Para o fim estava reservado um fenómeno no mínimo interessante. Foi na Lagoa Negra que o conhecemos mas parece que está a a acontecer um pouco por toda a Tierra del Fuego. Passo a explicar: No fundo dos lagos e lagoas estão a acumular-se todo o tipo de elementos orgânicos (paus e folhas que caem das árvores por exemplo). Até aqui nada de fantástico. Parece que acontece em todo o lado. Mas calma meus amigos que o interessante ainda está para vir. Parece que devido às baixas temperaturas, à acidez da água e ao pouco oxigénio da zona, ao contrário do que é normal, estes elementos não sofrem daquela coisa chata (e que até nós, eventualmente um dia sofremos) que é a decomposição. Como tal, vão-se acumulando no fundo até chegarem à superficie. Como se não bastasse, diz que há alguns desses elementos que têm elevada capacidade de absorção de água. O resultado final é, nada mais nada menos que um enorme colchão orgânico. Mais mole numas zonas e mais duro noutras é tão interessante e bonito como perigoso. É que há zonas onde a coisa não está tão sólida e passar em cima dela pode significar mergulhar naquilo até 7 metros de profundidade. É coisa para ser um bocadinho desagradável. Que o diga a Mexicana que ontem a fazer uma corrida se enterrou numa até aos joelhos. Parece que aquilo é tipo areia movediça. Quanto mais uma pessoa tenta sair mais se enterra. Teve de ser puxada de lá para fora e com a agravante de que os ténis ficaram lá em baixo.
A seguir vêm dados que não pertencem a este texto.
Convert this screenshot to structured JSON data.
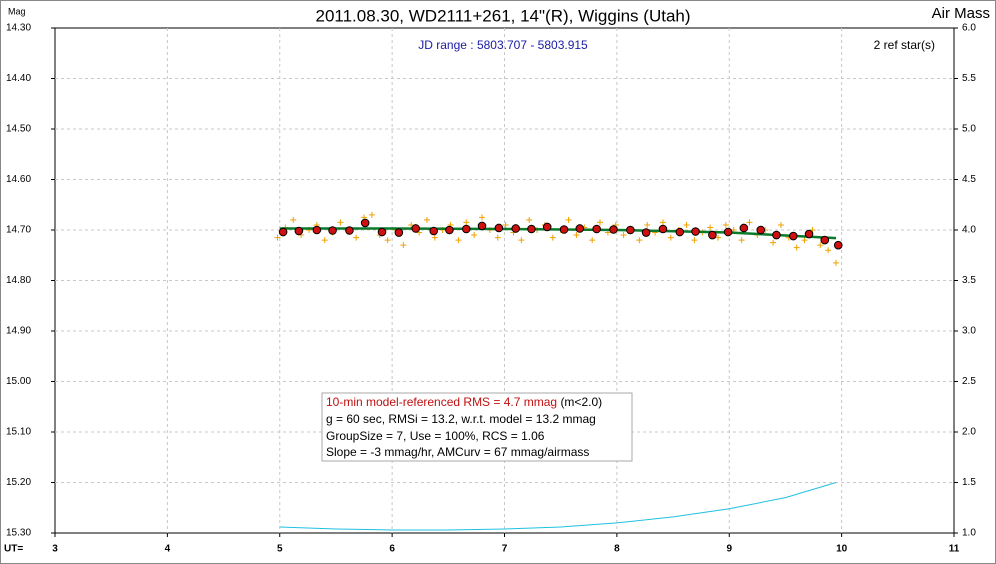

E eu não estava presente!! Ainda hoje penso que o meu blog poderia ter ganho projecção mundial com uma ou duas fotos da cena!!
Mas dizia eu, parece que este fenómeno se está a estender por toda a Tierra del Fuego e dizem alguns especialistas pessimistas que eventualmente um dia tudo aquilo que hoje é lago poderá vir a ser um Turbal. Turbal é o nome deste manto que se forma. Pelo menos na Argentina.

Os Turbais começam por ser isto debaixo de água.

Até que começam a aparecer à cá em cima.

E ganham este aspecto.

E tornam-se mais sólidas sendo até possível andar em cima delas.
Olhem para a minha cara de convencido disso, com a passadeira bem ali pertinho por via das dúvidas.

E foi então que tivemos a brilhante ideia de olhar para o relógio. Caros amigos... faltavam 30 minutos para a hora marcada com o taxista e restava-nos uma caminhada (olhando a coisa de forma optimista) de 1 hora. Solução? Boleia!! Três alemães e um boliviano, aparecidos do nada num Land Rover. Salta para a mala tipo cão e toca a andar.

A noite, como de costume é para divertir. Entre o hostel e um bar, entre resumir o dia e rir-me com o americano que bebeu demais e entrou em 3 casas de banho antes de descobrir o quarto e que, não contente com isso, decidiu rolar na cama que, só por azar, era o beliche de cima. Coisa pra doer. É americano, não faz mal. Alguém tem de pagar pelo que o Bush anda a fazer estes anos todos...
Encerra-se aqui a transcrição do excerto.